AngelTax — Section 56(2)(viib) of the Income Tax Act — was a significant deterrent to angel investing in India for several years. Under this provision, when a startup raised angel funding at a valuation exceeding fair market value, the excess amount was deemed income in the hands of the startup and taxed at the applicable corporate rate. After sustained advocacy by the startup community, the government announced in the Union Budget 2023 that the scope of angel tax was expanded to foreign investors but simultaneously provided significant exemptions for DPIIT-recognised startups, substantially reducing the compliance burden.

Another tax implication relevant to angels relates to the nature of gains upon exit. If an angel holds shares in an unlisted company for more than 24 months, the gain is classified as long-term capital gain and taxed at 20% with indexation benefits (revised rates apply post-Finance Act 2024). Short-term gains are taxed at slab rates. These tax rules affect the return calculations and exit timing decisions of individual angel investors.
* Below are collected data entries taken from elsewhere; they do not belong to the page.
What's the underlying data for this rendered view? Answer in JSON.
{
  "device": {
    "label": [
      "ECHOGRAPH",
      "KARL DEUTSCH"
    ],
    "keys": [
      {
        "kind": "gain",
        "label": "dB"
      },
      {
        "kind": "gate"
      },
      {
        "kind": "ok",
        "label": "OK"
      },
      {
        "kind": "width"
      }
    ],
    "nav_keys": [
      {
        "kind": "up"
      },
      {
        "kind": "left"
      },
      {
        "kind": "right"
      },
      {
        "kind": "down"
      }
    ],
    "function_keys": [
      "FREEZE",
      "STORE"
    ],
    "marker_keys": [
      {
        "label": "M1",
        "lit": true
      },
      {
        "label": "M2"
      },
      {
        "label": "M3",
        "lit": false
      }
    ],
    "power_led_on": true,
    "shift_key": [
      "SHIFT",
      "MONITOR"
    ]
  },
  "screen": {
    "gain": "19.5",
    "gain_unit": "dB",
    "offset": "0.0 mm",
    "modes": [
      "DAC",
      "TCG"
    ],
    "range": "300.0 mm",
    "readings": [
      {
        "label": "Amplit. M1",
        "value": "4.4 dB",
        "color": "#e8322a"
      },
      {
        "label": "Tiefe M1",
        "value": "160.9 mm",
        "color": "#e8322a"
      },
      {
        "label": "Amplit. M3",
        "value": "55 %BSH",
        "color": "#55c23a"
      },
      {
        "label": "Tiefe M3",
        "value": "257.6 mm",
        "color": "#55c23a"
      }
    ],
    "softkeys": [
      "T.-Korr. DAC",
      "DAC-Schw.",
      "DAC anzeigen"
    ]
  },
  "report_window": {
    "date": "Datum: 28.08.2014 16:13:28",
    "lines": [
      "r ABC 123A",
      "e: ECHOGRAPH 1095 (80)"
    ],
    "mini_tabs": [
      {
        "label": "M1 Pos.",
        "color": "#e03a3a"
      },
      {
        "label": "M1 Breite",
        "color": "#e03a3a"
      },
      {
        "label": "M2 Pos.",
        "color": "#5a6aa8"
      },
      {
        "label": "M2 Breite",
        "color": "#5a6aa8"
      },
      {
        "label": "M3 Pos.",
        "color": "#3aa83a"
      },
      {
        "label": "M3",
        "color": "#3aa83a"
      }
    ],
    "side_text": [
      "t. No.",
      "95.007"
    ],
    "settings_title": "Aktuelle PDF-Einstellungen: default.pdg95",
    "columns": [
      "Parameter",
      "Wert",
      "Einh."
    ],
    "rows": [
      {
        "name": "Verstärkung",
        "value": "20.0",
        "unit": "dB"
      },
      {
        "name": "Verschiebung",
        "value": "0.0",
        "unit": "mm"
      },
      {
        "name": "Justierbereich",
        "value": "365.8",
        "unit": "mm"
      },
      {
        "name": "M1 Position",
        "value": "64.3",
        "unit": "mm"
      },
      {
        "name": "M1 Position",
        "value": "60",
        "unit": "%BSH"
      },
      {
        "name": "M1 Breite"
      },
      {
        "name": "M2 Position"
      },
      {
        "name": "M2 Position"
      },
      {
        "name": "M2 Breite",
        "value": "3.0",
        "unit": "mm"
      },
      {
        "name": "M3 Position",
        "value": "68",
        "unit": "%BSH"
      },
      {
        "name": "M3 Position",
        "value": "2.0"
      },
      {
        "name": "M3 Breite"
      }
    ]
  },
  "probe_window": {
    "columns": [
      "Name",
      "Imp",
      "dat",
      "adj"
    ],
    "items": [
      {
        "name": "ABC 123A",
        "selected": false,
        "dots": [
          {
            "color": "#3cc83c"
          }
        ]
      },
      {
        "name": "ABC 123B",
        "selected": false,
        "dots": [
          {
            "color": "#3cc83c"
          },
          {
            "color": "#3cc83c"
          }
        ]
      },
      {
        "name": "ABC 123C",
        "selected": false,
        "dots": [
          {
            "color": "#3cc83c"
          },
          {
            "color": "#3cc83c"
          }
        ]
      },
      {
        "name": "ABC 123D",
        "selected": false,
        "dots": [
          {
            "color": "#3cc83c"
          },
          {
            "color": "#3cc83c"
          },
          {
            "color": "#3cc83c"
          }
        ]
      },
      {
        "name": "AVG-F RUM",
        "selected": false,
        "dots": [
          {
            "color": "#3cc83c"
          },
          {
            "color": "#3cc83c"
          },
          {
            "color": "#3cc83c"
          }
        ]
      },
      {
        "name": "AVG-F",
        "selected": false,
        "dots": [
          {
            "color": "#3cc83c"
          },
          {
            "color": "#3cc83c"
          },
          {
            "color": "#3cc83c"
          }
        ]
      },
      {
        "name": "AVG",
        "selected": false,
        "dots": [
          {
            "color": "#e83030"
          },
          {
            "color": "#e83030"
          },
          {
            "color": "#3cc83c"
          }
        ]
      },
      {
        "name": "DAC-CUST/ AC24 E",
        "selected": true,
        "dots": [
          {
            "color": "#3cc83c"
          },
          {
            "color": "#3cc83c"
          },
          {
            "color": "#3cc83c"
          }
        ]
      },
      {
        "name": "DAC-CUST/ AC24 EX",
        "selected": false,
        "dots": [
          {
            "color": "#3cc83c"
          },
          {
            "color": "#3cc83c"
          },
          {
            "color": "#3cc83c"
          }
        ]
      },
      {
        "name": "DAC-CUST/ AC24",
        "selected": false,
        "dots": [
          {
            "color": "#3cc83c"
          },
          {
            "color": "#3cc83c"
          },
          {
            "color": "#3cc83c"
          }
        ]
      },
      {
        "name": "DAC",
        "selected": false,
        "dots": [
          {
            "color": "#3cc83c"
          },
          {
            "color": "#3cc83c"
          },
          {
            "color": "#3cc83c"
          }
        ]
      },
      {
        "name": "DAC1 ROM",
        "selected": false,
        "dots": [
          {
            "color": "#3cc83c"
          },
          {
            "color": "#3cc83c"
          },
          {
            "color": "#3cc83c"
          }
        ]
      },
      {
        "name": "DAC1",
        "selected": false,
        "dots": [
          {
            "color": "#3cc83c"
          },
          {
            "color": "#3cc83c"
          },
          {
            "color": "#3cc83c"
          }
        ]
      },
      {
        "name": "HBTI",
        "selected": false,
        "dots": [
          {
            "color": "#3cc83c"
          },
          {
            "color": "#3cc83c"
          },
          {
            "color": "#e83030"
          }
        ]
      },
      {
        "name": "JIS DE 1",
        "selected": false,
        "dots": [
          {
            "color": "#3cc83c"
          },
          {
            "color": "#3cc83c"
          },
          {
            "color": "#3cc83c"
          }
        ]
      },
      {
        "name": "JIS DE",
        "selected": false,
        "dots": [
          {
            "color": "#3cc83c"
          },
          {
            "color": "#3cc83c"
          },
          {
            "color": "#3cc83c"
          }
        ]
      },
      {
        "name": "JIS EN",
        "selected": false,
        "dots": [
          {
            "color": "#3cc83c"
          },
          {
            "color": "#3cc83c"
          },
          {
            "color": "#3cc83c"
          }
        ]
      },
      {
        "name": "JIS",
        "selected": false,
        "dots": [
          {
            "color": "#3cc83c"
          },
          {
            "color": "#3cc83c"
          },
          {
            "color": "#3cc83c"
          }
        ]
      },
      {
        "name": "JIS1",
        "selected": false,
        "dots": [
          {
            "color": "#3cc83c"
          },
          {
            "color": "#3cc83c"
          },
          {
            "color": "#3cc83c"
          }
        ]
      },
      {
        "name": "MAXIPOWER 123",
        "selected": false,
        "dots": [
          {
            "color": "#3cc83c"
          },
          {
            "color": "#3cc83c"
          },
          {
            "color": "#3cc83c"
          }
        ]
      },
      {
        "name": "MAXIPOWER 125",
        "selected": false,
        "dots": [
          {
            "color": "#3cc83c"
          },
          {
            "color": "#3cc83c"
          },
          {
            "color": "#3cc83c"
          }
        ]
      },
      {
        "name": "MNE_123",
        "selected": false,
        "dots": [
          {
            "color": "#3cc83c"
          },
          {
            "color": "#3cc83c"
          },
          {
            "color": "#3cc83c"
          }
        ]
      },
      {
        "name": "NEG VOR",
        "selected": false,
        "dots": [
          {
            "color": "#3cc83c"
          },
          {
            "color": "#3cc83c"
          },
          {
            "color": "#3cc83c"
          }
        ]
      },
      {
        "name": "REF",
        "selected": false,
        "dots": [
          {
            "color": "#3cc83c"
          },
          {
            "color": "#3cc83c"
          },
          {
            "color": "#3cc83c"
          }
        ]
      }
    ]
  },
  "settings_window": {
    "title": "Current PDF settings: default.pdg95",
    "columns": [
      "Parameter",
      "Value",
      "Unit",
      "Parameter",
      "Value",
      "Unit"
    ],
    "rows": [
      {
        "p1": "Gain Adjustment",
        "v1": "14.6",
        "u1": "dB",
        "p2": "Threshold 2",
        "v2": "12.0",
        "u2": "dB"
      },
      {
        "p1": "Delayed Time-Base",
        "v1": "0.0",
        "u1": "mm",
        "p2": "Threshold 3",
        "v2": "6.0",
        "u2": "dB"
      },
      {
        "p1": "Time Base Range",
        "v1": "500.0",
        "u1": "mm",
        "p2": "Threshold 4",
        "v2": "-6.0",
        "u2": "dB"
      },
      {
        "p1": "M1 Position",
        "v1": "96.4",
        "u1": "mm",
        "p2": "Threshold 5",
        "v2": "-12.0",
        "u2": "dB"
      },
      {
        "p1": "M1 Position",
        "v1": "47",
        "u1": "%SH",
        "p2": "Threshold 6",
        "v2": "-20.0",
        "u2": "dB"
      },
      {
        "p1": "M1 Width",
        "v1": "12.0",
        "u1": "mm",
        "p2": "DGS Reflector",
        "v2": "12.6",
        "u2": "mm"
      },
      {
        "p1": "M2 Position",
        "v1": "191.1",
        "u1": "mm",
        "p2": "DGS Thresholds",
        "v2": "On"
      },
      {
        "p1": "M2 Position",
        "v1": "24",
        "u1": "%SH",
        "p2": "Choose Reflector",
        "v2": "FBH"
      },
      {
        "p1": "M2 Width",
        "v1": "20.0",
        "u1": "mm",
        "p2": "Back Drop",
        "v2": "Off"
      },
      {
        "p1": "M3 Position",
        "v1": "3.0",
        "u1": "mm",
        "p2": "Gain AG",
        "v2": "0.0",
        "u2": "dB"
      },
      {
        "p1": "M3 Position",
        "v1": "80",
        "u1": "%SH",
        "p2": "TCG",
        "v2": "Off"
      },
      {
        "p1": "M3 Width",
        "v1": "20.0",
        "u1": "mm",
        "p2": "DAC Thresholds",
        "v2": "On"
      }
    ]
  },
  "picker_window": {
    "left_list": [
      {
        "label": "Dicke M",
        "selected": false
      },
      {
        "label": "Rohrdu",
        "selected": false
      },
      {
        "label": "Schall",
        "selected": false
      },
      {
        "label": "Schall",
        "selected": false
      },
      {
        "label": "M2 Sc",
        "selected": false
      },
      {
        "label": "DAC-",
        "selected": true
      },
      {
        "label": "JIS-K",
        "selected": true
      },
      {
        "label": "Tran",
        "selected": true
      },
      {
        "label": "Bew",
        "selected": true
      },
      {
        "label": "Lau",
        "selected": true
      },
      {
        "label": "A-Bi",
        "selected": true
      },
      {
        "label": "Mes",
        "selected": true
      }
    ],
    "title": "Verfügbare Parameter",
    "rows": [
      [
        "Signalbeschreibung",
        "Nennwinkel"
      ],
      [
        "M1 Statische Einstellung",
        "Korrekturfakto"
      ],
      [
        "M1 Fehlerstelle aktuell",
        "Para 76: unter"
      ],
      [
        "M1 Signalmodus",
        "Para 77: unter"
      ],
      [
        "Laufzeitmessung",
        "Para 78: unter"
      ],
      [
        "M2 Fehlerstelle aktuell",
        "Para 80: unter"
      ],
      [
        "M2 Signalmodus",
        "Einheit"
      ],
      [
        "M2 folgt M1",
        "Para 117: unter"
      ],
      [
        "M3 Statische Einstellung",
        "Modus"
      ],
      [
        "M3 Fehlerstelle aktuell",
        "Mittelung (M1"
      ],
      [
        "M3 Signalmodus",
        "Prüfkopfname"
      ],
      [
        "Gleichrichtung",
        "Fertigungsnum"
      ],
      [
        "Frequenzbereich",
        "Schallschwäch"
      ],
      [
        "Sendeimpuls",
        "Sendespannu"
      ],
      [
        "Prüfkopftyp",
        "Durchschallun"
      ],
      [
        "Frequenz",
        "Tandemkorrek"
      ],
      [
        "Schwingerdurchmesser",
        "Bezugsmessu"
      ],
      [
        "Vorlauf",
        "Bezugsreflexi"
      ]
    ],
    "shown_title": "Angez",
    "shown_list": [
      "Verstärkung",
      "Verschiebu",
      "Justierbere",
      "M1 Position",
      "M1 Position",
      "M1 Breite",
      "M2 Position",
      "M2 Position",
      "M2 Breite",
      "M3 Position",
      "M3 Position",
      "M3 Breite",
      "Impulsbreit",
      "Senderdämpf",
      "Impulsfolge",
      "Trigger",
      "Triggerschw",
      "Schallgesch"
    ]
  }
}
From a risk perspective, angel investing is among the highest-risk investment categories. Industry data consistently shows that the majority of angel-backed startups return less than invested capital, while a small percentage of outsized winners (the so-called power law of VC returns) account for most of the portfolio return. This return distribution reinforces the importance of portfolio diversification across multiple startups and stages for anyone deploying capital in the angel asset class.

Educational only. This glossary entry is for informational purposes and does not constitute investment, tax, or legal guidance. Please consult a SEBI-registered adviser before making any investment decision.